By sexual preference, we also see slightly greater adoption of digital health tech  (at the margin) among people who identify as LGBQA+ compared with heterosexual folks. This is especially evident for telemedicine and digital health tracking.

Rock Health points out the long history of clinical discrimination experienced by these communities, which makes digital health tech ripe opportunities to help address care gaps. Rock Health calculated that digital health startups that expressly serve queer and transgender people raised $311mm in 2021, the highest year recorded, led by Folx and Plume.

The Rock Health team concludes the report with this caveat:

“While we’re encouraged to see higher self-reported digital health usage rates in our Survey data, lower-than-average reported satisfaction and trust among historically marginalized communities underscore the importance of designing safe, accessible, and culturally attuned healthcare experiences. We’re excited to continue to support, learn from, and elevate the voices of the innovators and startups devoted to building solutions alongside the communities they intend to serve.”

For this seventh annual consumer digital health adoption survey, Rock Health polled 7,980 U.S. adults 18 and over in August 2021.

The study is meant to inform our ongoing conversations and dialogue on digital tech adoption and public health, and not be the ultimate “arbiter,” in Rock Health’s words, for the topic of digital health equity.

Health Populi’s Hot Points:  With the promise of any new technology, the S-curve of adoption ramps up from the earliest adoptions then growing to more mainstream, popular use across demographics. For health care, the issues of trust and risks for determinants of health play into disparities leading to digital and health equity.
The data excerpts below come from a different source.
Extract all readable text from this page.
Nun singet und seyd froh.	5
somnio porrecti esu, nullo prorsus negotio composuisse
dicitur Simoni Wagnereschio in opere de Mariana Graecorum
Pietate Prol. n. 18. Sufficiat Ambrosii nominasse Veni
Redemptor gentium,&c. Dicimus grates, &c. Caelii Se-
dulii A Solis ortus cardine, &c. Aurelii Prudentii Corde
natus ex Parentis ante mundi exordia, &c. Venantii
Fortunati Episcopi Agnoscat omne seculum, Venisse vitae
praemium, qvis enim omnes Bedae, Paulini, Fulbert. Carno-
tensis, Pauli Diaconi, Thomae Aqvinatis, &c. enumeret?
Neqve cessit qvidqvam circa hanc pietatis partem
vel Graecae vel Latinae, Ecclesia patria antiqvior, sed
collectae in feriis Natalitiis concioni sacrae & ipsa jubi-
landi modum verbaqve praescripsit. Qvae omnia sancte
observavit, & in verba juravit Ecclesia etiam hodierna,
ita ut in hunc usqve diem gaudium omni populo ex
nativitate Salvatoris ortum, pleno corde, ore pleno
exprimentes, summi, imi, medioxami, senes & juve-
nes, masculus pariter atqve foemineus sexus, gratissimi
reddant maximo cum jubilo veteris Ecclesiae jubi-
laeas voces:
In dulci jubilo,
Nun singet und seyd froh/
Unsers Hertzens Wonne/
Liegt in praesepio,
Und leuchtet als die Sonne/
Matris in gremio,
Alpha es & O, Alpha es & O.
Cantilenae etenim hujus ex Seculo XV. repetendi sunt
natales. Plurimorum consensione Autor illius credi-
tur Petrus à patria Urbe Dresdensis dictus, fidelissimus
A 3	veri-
These include the long-time risk categories of education, job security, health insurance security, food security, transportation, and clean environments, along with more contemporary risks of lack of broadband connectivity and the growing realization of systemic racism and bias in medical treatment.

Rock Health’s call-to-action in this report is the realization that,

“Continuing to tackle these barriers is a multi-faceted endeavor that requires tight-knit collaboration across the healthcare system, public health efforts, city infrastructure, policy gurus, and the many more stakeholders who touch the varied social and economic determinants of health.”












Those collaboratives have begun to take shape between the legacy health care system (hospitals, clinics and medical practices, pharma, and health plans) with retail health, grocery chains, community touchpoints (like the Y and the local trusted barbershop), financial services, and consumer goods.

Health/care is everywhere, beyond medical care.

Solving the digital health gaps identified in the Rock Health report requires more than a technology fix (including all health citizens’ access to broadband/WiFi).

The driving forces underneath digital and health equity are social, political, financial, and civil. Tech is necessary….but not sufficient.